Trade is a major element of economic growth and poverty reduction. In fact, the idea that trade is an engine for growth dates back to Adam Smith and David Ricardo. Adam Smith considers trade to be a positive-sum game. During the trading process, if countries specialize in the production of goods in which they have absolute advantages, all parties win (as cited in Moon, 2000). The other famous classical economist, David Ricardo, in his famous work “On the Principles of Political Economy and Taxation” also stressed the role of free trade in promoting efficiency and productivity in the economy. Ricardo, by building on Smiths’ absolute advantage theory, claimed that all countries gain from free trade by producing what they are best at in comparison to other countries.

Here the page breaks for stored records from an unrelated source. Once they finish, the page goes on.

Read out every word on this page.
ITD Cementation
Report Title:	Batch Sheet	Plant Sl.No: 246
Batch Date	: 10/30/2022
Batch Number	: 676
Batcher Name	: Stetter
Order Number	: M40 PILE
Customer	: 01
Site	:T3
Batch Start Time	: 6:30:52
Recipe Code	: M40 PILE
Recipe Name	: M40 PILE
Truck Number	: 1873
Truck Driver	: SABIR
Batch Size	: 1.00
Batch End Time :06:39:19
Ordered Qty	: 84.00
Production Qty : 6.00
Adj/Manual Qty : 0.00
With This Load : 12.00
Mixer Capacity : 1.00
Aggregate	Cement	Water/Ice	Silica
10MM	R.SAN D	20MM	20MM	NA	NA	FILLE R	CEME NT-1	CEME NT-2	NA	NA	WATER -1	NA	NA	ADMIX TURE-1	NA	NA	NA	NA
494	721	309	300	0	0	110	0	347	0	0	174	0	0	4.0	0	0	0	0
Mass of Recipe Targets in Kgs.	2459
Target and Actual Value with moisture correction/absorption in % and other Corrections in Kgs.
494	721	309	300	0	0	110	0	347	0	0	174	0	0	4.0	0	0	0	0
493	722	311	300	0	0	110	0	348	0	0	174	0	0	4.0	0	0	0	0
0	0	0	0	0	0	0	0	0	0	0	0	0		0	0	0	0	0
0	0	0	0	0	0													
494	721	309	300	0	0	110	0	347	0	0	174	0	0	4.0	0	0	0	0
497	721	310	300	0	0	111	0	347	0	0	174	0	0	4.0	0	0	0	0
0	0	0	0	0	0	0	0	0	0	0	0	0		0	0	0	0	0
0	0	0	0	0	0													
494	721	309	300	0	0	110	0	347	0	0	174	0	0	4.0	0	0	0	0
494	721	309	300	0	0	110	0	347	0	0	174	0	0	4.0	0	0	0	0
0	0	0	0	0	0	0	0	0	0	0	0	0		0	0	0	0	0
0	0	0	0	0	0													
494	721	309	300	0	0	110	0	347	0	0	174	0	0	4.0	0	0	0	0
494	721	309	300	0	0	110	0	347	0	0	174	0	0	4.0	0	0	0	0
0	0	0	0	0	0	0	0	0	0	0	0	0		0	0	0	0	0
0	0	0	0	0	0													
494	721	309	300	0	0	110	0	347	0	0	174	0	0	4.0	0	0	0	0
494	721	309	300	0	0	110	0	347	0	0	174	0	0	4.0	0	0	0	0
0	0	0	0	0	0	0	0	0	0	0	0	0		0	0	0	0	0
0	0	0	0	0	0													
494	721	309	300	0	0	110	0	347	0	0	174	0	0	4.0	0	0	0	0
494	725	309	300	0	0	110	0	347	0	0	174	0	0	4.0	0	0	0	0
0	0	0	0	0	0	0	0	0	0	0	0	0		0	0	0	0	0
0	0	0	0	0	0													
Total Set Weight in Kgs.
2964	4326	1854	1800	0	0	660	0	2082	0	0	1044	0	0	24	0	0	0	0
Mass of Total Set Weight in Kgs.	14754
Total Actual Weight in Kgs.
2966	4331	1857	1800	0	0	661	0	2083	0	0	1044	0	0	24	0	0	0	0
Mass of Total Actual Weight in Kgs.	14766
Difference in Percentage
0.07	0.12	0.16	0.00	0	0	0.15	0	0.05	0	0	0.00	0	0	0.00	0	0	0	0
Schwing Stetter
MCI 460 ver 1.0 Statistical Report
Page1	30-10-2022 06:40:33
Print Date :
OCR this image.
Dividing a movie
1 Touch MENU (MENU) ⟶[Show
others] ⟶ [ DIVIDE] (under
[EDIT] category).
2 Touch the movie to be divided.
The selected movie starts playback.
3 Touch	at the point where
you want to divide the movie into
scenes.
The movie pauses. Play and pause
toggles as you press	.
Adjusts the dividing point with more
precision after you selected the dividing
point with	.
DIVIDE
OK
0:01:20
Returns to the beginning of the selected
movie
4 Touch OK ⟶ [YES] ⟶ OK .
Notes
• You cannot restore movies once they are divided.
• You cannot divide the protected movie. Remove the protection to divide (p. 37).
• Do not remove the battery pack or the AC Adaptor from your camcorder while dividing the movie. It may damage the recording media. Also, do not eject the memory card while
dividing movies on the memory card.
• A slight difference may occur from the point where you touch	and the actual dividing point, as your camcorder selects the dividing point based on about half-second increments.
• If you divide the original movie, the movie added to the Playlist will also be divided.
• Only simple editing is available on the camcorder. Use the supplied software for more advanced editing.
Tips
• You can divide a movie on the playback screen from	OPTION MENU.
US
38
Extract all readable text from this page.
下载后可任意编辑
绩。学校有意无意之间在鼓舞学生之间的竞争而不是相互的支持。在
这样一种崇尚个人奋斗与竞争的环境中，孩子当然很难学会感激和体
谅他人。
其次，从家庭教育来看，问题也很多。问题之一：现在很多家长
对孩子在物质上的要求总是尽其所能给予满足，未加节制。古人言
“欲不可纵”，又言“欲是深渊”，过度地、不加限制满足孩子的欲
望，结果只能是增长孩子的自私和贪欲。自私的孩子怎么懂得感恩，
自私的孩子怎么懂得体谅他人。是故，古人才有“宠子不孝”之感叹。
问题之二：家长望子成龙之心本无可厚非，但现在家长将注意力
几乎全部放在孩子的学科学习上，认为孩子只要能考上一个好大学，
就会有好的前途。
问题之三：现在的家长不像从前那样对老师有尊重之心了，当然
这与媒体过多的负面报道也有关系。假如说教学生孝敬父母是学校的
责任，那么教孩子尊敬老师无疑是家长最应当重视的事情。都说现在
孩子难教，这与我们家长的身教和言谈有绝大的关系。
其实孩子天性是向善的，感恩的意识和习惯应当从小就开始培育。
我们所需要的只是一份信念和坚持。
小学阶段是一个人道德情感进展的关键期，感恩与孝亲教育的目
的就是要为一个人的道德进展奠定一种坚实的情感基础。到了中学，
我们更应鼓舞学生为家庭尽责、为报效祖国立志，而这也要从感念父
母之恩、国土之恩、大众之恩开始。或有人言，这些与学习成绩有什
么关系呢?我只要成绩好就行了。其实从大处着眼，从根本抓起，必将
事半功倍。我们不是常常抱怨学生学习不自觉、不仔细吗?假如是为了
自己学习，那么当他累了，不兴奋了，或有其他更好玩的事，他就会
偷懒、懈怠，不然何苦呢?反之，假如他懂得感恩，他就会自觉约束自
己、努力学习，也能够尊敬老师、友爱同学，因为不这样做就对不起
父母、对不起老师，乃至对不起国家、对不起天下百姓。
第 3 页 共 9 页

During the 17th and 18th centuries, before the free trade argument, mercantilism was the dominant economic philosophy. During this time, a large number of development economists favored the protectionist view with the aim of protecting domestic industries and jobs from foreign competition. Throughout this period, protectionist trade policies in the form of import substitution were dominant. In the context of this import substitution type of industrialization, it was argued that a country should attempt to reduce its reliance on imported goods through the domestic production of industrialized products. Proponents of this view strongly believed in the protection of infant industries; nascent domestic industries that need protection against international competition until becoming mature and competitive. In this regard, foreign imports are replaced by local production.